百人一首解説

【百人一首 97番】来ぬ人を…歌の現代語訳と解説!権中納言定家はどんな人物なのか

来ぬ人を松帆の浦の夕なぎに

焼くや藻塩の身もこがれつつ

【読み】

こぬひとをまつほのうらのゆう(ふ)なぎに

やくやもしほ(お)のみもこがれつつ

【97番】来ぬ人を~ 現代語訳と解説!

【現代語訳】

いくら待っても来ない人を待ち、松帆の浦の夕凪に焼く藻塩が焦げるように、我が身も(心も)焦がれています。

【解説】

夕凪の静かな時の流れの中で、百人一首100首を選んだ張本人「藤原定家」が遠い昔の「恋心」を思い出し詠んだ歌とされています。

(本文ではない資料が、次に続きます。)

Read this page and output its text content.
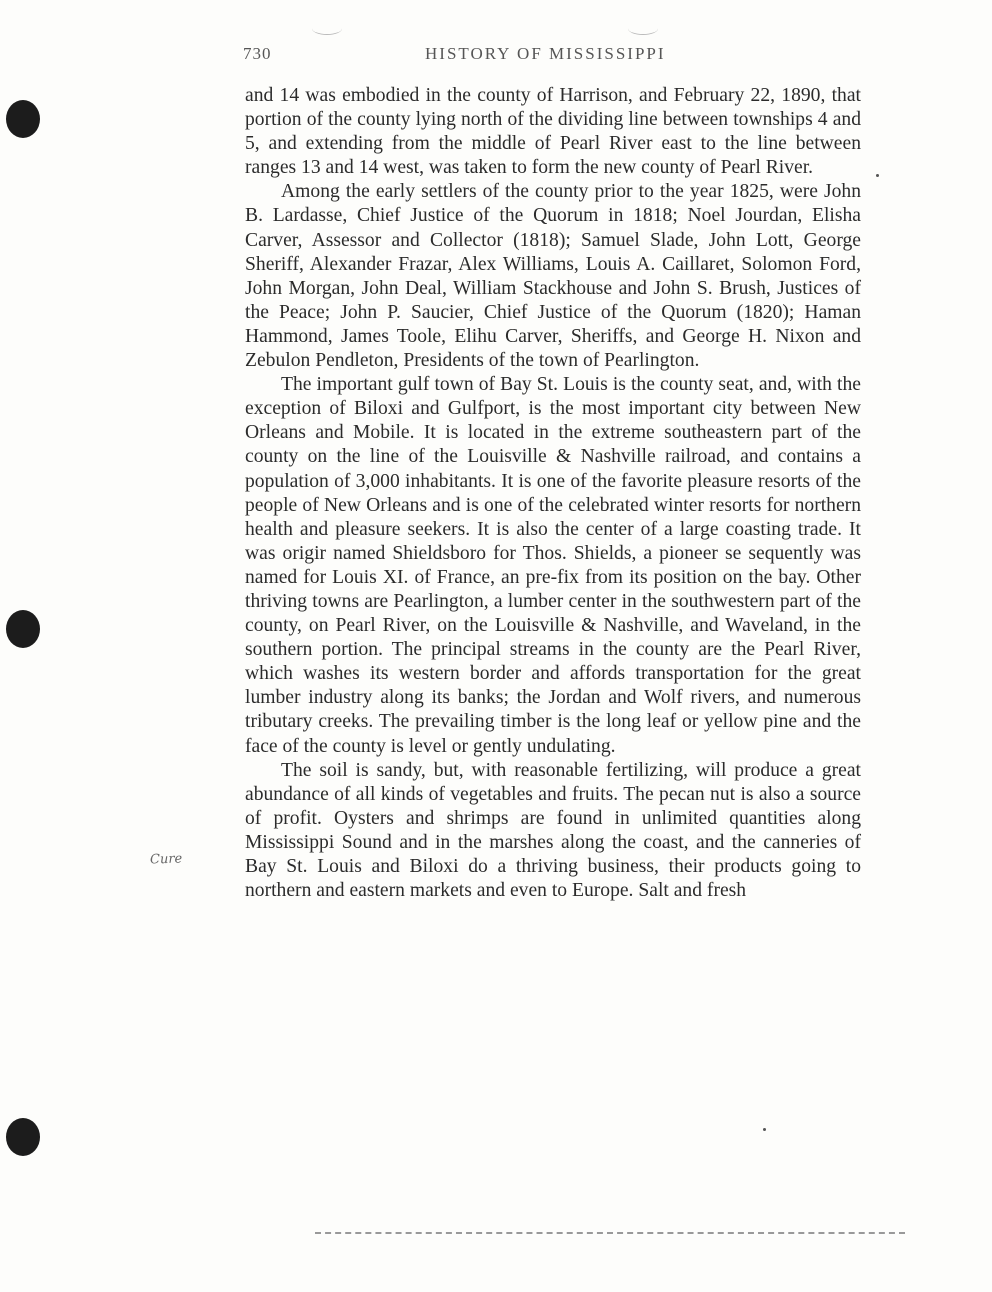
730	HISTORY OF MISSISSIPPI

and 14 was embodied in the county of Harrison, and February 22, 1890, that portion of the county lying north of the dividing line between townships 4 and 5, and extending from the middle of Pearl River east to the line between ranges 13 and 14 west, was taken to form the new county of Pearl River.

Among the early settlers of the county prior to the year 1825, were John B. Lardasse, Chief Justice of the Quorum in 1818; Noel Jourdan, Elisha Carver, Assessor and Collector (1818); Samuel Slade, John Lott, George Sheriff, Alexander Frazar, Alex Williams, Louis A. Caillaret, Solomon Ford, John Morgan, John Deal, William Stackhouse and John S. Brush, Justices of the Peace; John P. Saucier, Chief Justice of the Quorum (1820); Haman Hammond, James Toole, Elihu Carver, Sheriffs, and George H. Nixon and Zebulon Pendleton, Presidents of the town of Pearlington.

The important gulf town of Bay St. Louis is the county seat, and, with the exception of Biloxi and Gulfport, is the most important city between New Orleans and Mobile. It is located in the extreme southeastern part of the county on the line of the Louisville & Nashville railroad, and contains a population of 3,000 inhabitants. It is one of the favorite pleasure resorts of the people of New Orleans and is one of the celebrated winter resorts for northern health and pleasure seekers. It is also the center of a large coasting trade. It was origir named Shieldsboro for Thos. Shields, a pioneer se sequently was named for Louis XI. of France, an pre-fix from its position on the bay. Other thriving towns are Pearlington, a lumber center in the southwestern part of the county, on Pearl River, on the Louisville & Nashville, and Waveland, in the southern portion. The principal streams in the county are the Pearl River, which washes its western border and affords transportation for the great lumber industry along its banks; the Jordan and Wolf rivers, and numerous tributary creeks. The prevailing timber is the long leaf or yellow pine and the face of the county is level or gently undulating.

The soil is sandy, but, with reasonable fertilizing, will produce a great abundance of all kinds of vegetables and fruits. The pecan nut is also a source of profit. Oysters and shrimps are found in unlimited quantities along Mississippi Sound and in the marshes along the coast, and the canneries of Bay St. Louis and Biloxi do a thriving business, their products going to northern and eastern markets and even to Europe. Salt and fresh

Cure
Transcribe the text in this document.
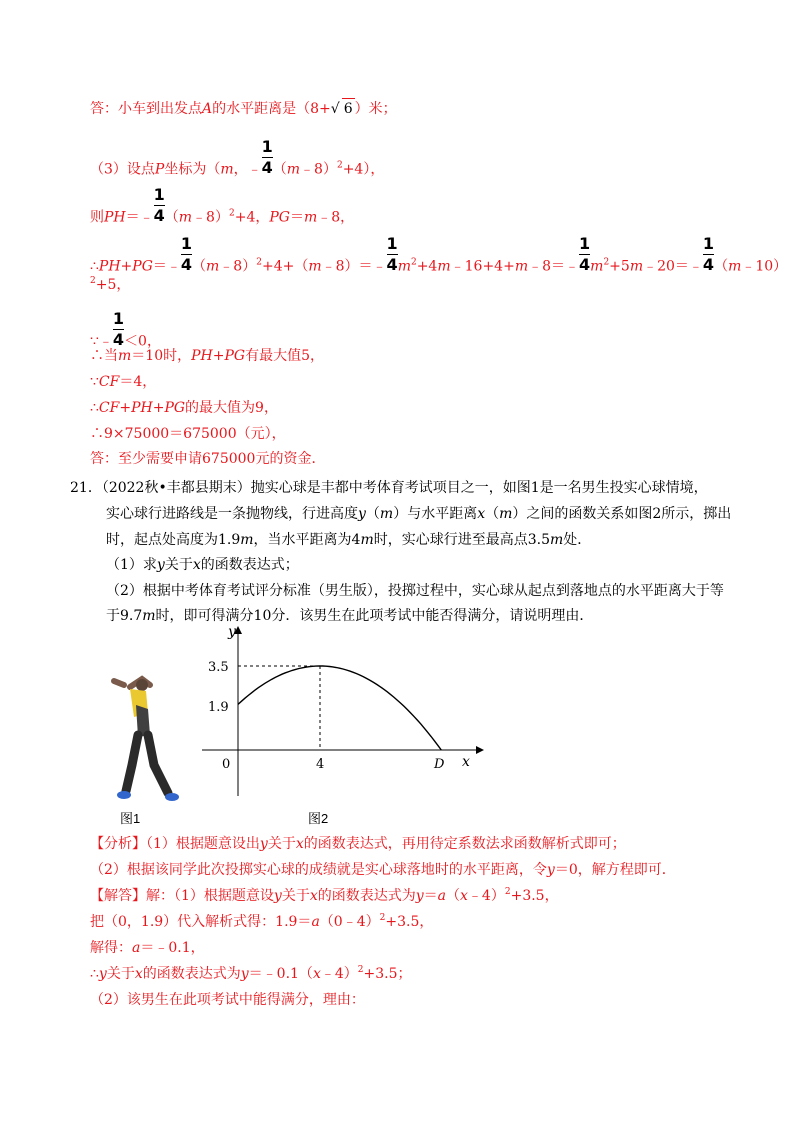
答：小车到出发点A的水平距离是（8+√ 6 ）米；
（3）设点P坐标为（m，﹣ $\frac{1}{4}$ （m﹣8）$^2$+4），
则PH＝﹣ $\frac{1}{4}$ （m﹣8）$^2$+4，PG＝m﹣8，
∴PH+PG＝﹣ $\frac{1}{4}$ （m﹣8）$^2$+4+（m﹣8）＝﹣ $\frac{1}{4}$ $m^2+4m﹣16+4+m﹣8=﹣ \frac{1}{4}$ $m^2+5m﹣20=﹣ \frac{1}{4}$ （m﹣10）
$^2$+5，
∵﹣ $\frac{1}{4} <0$，
∴当m＝10时，PH+PG有最大值5，
∵CF＝4，
∴CF+PH+PG的最大值为9，
∴9×75000＝675000（元），
答：至少需要申请675000元的资金．
21．（2022秋•丰都县期末）抛实心球是丰都中考体育考试项目之一，如图1是一名男生投实心球情境，
实心球行进路线是一条抛物线，行进高度y（m）与水平距离x（m）之间的函数关系如图2所示，掷出
时，起点处高度为1.9m，当水平距离为4m时，实心球行进至最高点3.5m处．
（1）求y关于x的函数表达式；
（2）根据中考体育考试评分标准（男生版），投掷过程中，实心球从起点到落地点的水平距离大于等
于9.7m时，即可得满分10分．该男生在此项考试中能否得满分，请说明理由．
y
x
3.5
1.9
0	4	D
图1	图2
【分析】（1）根据题意设出y关于x的函数表达式，再用待定系数法求函数解析式即可；
（2）根据该同学此次投掷实心球的成绩就是实心球落地时的水平距离，令y＝0，解方程即可．
【解答】解：（1）根据题意设y关于x的函数表达式为y＝a（x﹣4）$^2$+3.5，
把（0，1.9）代入解析式得：1.9＝a（0﹣4）$^2$+3.5，
解得：a＝﹣0.1，
∴y关于x的函数表达式为y＝﹣0.1（x﹣4）$^2$+3.5；
（2）该男生在此项考试中能得满分，理由：
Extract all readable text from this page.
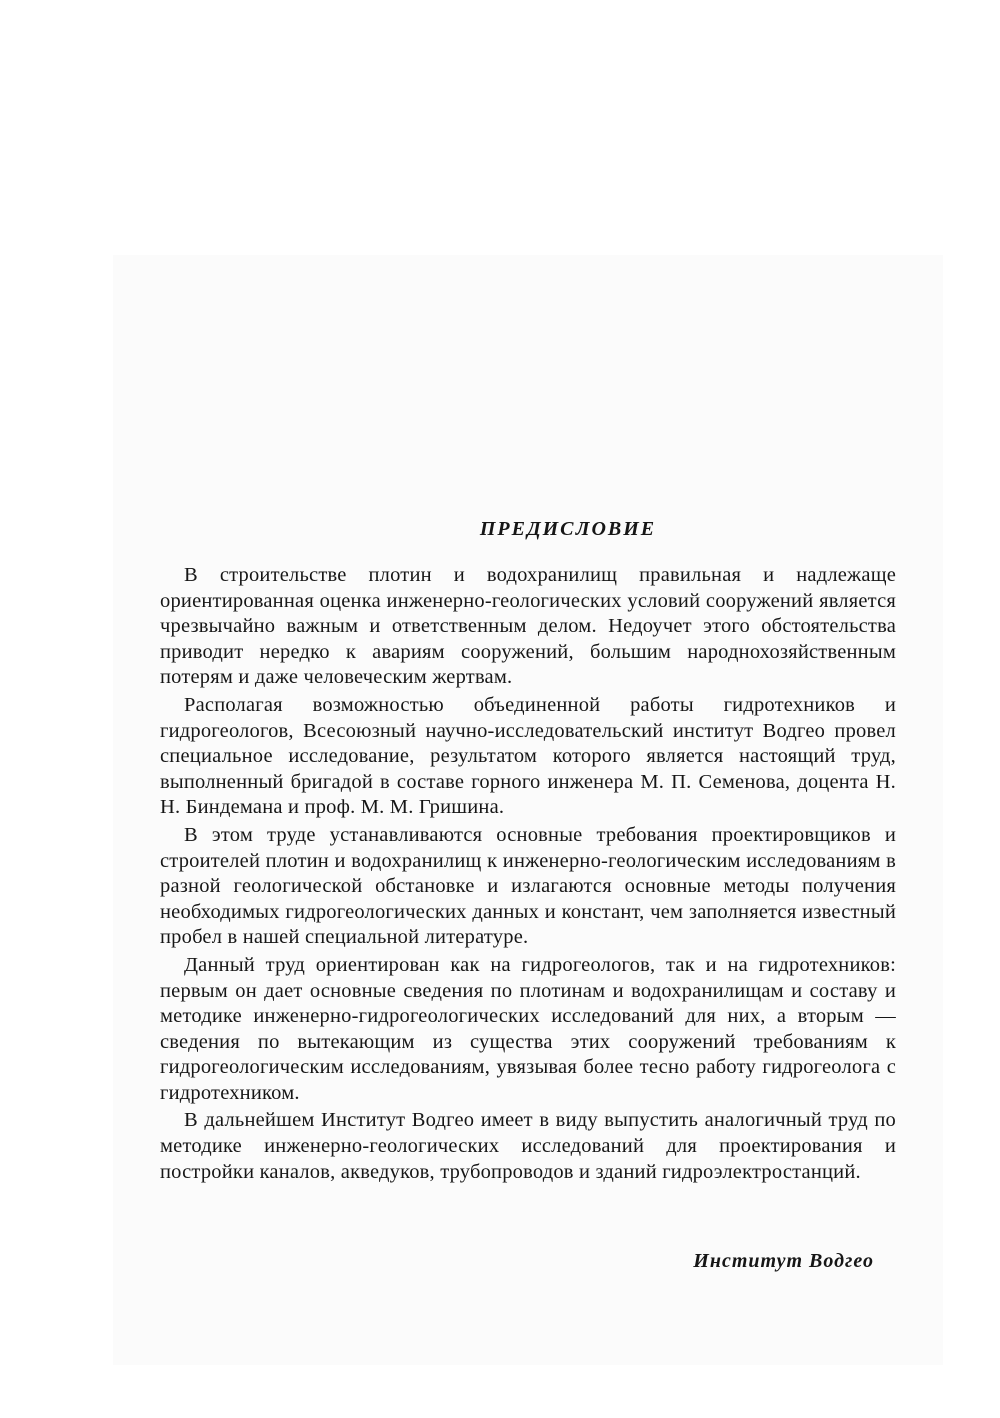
ПРЕДИСЛОВИЕ

В строительстве плотин и водохранилищ правильная и надлежаще ориентированная оценка инженерно-геологических условий сооружений является чрезвычайно важным и ответственным делом. Недоучет этого обстоятельства приводит нередко к авариям сооружений, большим народнохозяйственным потерям и даже человеческим жертвам.

Располагая возможностью объединенной работы гидротехников и гидрогеологов, Всесоюзный научно-исследовательский институт Водгео провел специальное исследование, результатом которого является настоящий труд, выполненный бригадой в составе горного инженера М. П. Семенова, доцента Н. Н. Биндемана и проф. М. М. Гришина.

В этом труде устанавливаются основные требования проектировщиков и строителей плотин и водохранилищ к инженерно-геологическим исследованиям в разной геологической обстановке и излагаются основные методы получения необходимых гидрогеологических данных и констант, чем заполняется известный пробел в нашей специальной литературе.

Данный труд ориентирован как на гидрогеологов, так и на гидротехников: первым он дает основные сведения по плотинам и водохранилищам и составу и методике инженерно-гидрогеологических исследований для них, а вторым — сведения по вытекающим из существа этих сооружений требованиям к гидрогеологическим исследованиям, увязывая более тесно работу гидрогеолога с гидротехником.

В дальнейшем Институт Водгео имеет в виду выпустить аналогичный труд по методике инженерно-геологических исследований для проектирования и постройки каналов, акведуков, трубопроводов и зданий гидроэлектростанций.

Институт Водгео
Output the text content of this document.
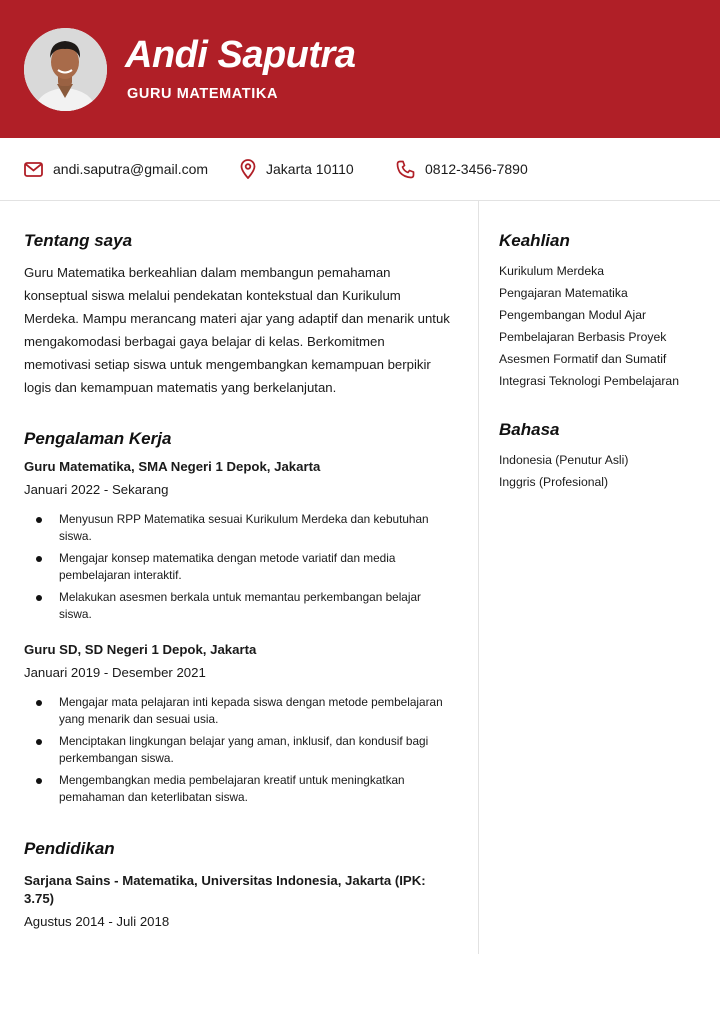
Andi Saputra
GURU MATEMATIKA
andi.saputra@gmail.com	Jakarta 10110	0812-3456-7890
Tentang saya

Guru Matematika berkeahlian dalam membangun pemahaman konseptual siswa melalui pendekatan kontekstual dan Kurikulum Merdeka. Mampu merancang materi ajar yang adaptif dan menarik untuk mengakomodasi berbagai gaya belajar di kelas. Berkomitmen memotivasi setiap siswa untuk mengembangkan kemampuan berpikir logis dan kemampuan matematis yang berkelanjutan.

Pengalaman Kerja
Guru Matematika, SMA Negeri 1 Depok, Jakarta
Januari 2022 - Sekarang
Menyusun RPP Matematika sesuai Kurikulum Merdeka dan kebutuhan siswa.
Mengajar konsep matematika dengan metode variatif dan media pembelajaran interaktif.
Melakukan asesmen berkala untuk memantau perkembangan belajar siswa.
Guru SD, SD Negeri 1 Depok, Jakarta
Januari 2019 - Desember 2021
Mengajar mata pelajaran inti kepada siswa dengan metode pembelajaran yang menarik dan sesuai usia.
Menciptakan lingkungan belajar yang aman, inklusif, dan kondusif bagi perkembangan siswa.
Mengembangkan media pembelajaran kreatif untuk meningkatkan pemahaman dan keterlibatan siswa.
Pendidikan
Sarjana Sains - Matematika, Universitas Indonesia, Jakarta (IPK: 3.75)
Agustus 2014 - Juli 2018
Keahlian
Kurikulum Merdeka
Pengajaran Matematika
Pengembangan Modul Ajar
Pembelajaran Berbasis Proyek
Asesmen Formatif dan Sumatif
Integrasi Teknologi Pembelajaran
Bahasa
Indonesia (Penutur Asli)
Inggris (Profesional)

「松(帆)」「待つ」「(藻塩の)焦がれ」「(恋心が)焦がれ」という風に『さすが!大歌人!』と思わせる掛詞が非常に印象的ですね。

権中納言定家とは、どんな人物??

平安時代末期から鎌倉時代初期の公家であり歌人です。

御子左流という歌道の大家的な存在であり、永く慕われていました。

新古今和歌集や新勅撰和歌集の編纂に携わったほか、小倉百人一首も撰じました。

また、源氏物語や土佐日記の注釈にも尽力したりと、日本文学に多大に貢献した人物といえますね。

まとめ!

上の句 来ぬ人を松帆の浦の夕なぎに
下の句 焼くや藻塩の身もこがれつつ
歌人 権中納言定家(1162~1241年)
決まり字 こぬ
決まり字数 2
収載和歌集 新勅撰和歌集
百人一首の生みの親『藤原定家』の情熱的かつ技術的な歌!

「夕凪」「藻塩焼き」の情景には哀愁までも感じられますね。

100首中43首が「恋」の歌であることからも、定家が「恋歌」に特別な想いを持っていたことがうかがえます。